每一声我都听得清清楚楚,可我把头埋在衣服里,我不敢出去,我甚至不敢出声。」
我屏住呼吸,忍着剧痛翻身下地,一点点爬到门边。耳朵贴在冰冷的铁门上,
听着这个魔鬼自言自语。「我就那么听着她求救了一整夜。直到凌晨,外面没声了,
我以为没事了,我以为她睡着了。可当我鼓起勇气拉开门想去看看她时——」
江诚的声音突然拔高,带上了凄厉的哭腔:「门一开,姐姐的尸体就直接倒进了我怀里。
她就在我门口坐了一宿,手腕割开了,血顺着门缝流了一地,把我的睡衣裤脚全染红了。
她到死都在等我去拉开那扇门,可我没有……我没有!」隔着一道门,
我听着他在外面歇斯底里地抓挠着铁门,听着他一遍遍重复着那个被鲜血浸透的清晨。
我终于明白了。
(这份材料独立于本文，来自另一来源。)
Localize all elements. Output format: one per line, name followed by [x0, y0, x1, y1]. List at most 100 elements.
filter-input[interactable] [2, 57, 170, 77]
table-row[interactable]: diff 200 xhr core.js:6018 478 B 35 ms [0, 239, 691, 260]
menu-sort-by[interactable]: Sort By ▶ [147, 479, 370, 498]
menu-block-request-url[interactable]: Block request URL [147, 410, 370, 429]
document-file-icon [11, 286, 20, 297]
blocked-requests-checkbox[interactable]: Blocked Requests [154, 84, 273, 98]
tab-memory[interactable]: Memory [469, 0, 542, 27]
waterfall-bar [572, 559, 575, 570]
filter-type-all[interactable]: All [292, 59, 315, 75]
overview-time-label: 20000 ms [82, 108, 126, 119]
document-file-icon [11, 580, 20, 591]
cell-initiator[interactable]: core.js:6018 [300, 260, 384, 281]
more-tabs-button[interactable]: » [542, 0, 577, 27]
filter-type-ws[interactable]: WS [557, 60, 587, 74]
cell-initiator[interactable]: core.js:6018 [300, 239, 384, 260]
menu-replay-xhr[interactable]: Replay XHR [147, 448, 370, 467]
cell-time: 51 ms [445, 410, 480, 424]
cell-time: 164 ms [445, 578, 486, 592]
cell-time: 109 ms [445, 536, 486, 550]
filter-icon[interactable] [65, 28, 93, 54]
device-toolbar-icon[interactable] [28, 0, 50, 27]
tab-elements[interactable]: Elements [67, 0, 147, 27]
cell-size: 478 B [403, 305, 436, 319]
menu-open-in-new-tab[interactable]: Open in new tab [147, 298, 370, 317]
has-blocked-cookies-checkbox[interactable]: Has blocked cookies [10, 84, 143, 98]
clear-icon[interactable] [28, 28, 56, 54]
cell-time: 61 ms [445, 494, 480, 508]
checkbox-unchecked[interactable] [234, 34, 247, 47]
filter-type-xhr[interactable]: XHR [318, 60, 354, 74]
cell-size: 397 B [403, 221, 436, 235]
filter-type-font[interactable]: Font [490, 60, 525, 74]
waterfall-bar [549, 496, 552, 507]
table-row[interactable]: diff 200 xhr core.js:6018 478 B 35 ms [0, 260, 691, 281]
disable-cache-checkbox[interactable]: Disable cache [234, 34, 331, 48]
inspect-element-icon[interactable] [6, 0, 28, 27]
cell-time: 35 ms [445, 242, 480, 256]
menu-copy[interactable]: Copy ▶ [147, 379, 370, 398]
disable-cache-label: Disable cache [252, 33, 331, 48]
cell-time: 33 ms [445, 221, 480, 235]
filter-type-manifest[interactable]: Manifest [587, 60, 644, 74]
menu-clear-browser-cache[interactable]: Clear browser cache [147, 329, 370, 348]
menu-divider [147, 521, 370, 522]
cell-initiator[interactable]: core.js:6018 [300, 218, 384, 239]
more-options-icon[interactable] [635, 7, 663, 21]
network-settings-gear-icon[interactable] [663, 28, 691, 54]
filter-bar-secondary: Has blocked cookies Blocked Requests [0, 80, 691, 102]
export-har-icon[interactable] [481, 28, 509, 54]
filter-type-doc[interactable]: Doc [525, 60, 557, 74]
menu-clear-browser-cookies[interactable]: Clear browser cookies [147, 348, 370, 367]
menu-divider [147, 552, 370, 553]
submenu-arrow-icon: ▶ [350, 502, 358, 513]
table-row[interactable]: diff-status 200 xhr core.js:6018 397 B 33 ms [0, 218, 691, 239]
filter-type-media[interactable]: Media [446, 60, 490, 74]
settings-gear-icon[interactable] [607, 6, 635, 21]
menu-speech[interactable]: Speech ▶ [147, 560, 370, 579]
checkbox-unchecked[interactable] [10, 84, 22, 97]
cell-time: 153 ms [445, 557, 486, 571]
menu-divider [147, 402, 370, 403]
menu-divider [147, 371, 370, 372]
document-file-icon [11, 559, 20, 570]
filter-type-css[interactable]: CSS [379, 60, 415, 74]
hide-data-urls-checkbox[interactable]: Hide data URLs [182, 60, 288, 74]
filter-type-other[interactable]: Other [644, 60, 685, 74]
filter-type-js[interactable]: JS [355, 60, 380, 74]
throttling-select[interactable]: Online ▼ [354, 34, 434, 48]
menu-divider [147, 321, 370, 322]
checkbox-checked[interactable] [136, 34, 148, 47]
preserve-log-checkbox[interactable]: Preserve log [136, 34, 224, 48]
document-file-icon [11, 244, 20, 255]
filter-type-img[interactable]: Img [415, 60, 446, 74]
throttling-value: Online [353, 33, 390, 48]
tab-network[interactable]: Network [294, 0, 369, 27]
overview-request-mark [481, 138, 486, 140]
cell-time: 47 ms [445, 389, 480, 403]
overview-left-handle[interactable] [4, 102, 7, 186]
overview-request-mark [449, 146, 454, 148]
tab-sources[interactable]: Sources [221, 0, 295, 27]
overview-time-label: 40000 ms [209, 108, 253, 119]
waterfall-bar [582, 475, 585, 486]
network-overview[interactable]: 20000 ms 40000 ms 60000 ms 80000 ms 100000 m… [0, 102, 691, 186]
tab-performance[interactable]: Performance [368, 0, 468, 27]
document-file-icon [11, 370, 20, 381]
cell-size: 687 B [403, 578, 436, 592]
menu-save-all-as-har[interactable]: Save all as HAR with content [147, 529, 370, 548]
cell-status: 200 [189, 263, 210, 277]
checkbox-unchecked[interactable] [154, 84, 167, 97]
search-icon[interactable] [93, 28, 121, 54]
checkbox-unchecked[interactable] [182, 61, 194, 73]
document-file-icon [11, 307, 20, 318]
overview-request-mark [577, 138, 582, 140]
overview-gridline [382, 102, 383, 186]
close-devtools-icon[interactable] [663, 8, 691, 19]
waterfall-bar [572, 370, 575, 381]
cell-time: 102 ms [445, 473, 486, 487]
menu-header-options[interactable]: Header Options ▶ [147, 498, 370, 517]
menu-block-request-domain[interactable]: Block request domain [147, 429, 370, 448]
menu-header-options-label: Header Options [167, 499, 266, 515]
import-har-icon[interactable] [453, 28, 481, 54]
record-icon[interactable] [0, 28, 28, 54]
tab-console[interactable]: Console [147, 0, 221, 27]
我那句求救,精准地刺穿了他维持了十几年的心理防御。
他之所以折磨这些女孩,是因为他一直活在那个「见死不救」的夜晚里。
我趴在冷冰冰的门板后面,眼里的恐惧、愤怒和不甘,在这一刻被极致的冷静所取代。
那是通往他灵魂最深处的、那扇染血的后门。我颤抖着抬起手,用指关节轻轻叩响了铁门。
「咚,咚,咚。」外面的哭声戛然而止。我压低嗓音,
模仿着他记忆中那种由于失血而变得虚弱、却又带着无尽眷恋的调子,
对着门缝轻声呼唤:「阿诚……是你吗?你终于……开门了。」外面的呼吸声瞬间变得急促,
粗重得像是一台坏掉的风箱。「阿诚,开门。姐姐不怪你了,姐姐……回来了。」那一刻,
我听到了金属锁扣转动的声音,带着一种迫不及待的疯狂。门开了。
月光从走廊的窗户投射进来,江诚蜷缩在门口,满脸泪痕,眼神涣散地仰望着我。